Di twitterlaand, Said Didu dan stafsus Menkeu Prastowo Yustinus debat sampai abu naik. Kalau berdekatan, rasanya mereka dua akan saling jambak. Apa soal? Ini urusan soal terminologi negara bangkrut.
Pertama-tama, saya kurang setuju dengan Didu. Teorinya lemah. Sebelumnya Prastowo debat dengan Rizal Ramli. Ujung-ujungnya RR blokir akun Prastowo. Saya agak kesal disitu. Debat saja. Kami nonton. Ga usah blokir-blokir akun.
Didu bilang, negara bangkrut itu, bila debt to GNI ratio makin terkerek. Maksudnya, rasio utang terhadap pendapatan negara makin meningkat.
Kalau lihat cepat-cepat memang tampak; pajak sebagai sumber utama pendapatan selalu shortfall. Tax ratio juga ga naik-naik. Tapi tak sesimpel itu memahaminya.
Pendapatan melorot, sementara government expenditure makin tinggi. Posturnya dimana kalau pada APBN?
Bisa dilihat pada primary balance atau neraca keseimbangan primer. KP APBN itu menggambarkan selisih dari pendapatan negara - belanja (di luar pembayaran bunga utang).
Bila surplus, maka KP positif. Ada dana yang tersedia untuk bayar utang. Demikianpin sebaliknya manakala KP negatif. Akan gali lobang tutup lobang, sebagaimana lagu bang Roma.
Kalau kita lihat data, maka pada periode 2000 hingga 2011, KP selalu positif. Sejak 2012 sd 2018 tercatat selalu negatif. Dilihat dari tahun, ini periode SBY ke Jokowi.

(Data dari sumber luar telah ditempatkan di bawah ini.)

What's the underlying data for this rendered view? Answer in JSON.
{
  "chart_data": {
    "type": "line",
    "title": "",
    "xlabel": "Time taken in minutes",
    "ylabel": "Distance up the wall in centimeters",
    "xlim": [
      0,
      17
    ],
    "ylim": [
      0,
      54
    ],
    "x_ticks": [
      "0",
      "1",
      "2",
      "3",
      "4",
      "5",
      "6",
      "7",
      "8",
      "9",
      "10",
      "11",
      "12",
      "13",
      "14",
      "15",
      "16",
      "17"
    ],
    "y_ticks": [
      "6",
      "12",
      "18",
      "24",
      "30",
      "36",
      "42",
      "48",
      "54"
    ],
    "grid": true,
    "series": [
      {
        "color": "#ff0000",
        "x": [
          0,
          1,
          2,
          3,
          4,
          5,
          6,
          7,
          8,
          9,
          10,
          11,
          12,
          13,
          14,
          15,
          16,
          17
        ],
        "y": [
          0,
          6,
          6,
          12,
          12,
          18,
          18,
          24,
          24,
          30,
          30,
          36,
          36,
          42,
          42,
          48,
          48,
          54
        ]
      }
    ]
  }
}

Jadi kalau soal politik fiskal, Didu jangan cuci tangan, lalu jorokin Jokowi. Era SBY KP juga negatif kok. Kan om Didu wakil menteri kala itu. Sama-sama berdalil, utang itu sebagai konsekuensi ekspansi fiskal.
Hanya saja, era Jokowi, pemerintah sangat optimis, sehingga belanja pemerintah jor-joran. Namun sumber pendapatan negara belum ekspansi dan sustain.
Apakah negara bangkut itu dilihat dengan kalkulatur household. Dimana bila pengeluaran bini lebih besar dari pendapatan suami, maka auto bangkrut? Atau kalau sudah gali lobang titup lobang berarti bangkrut?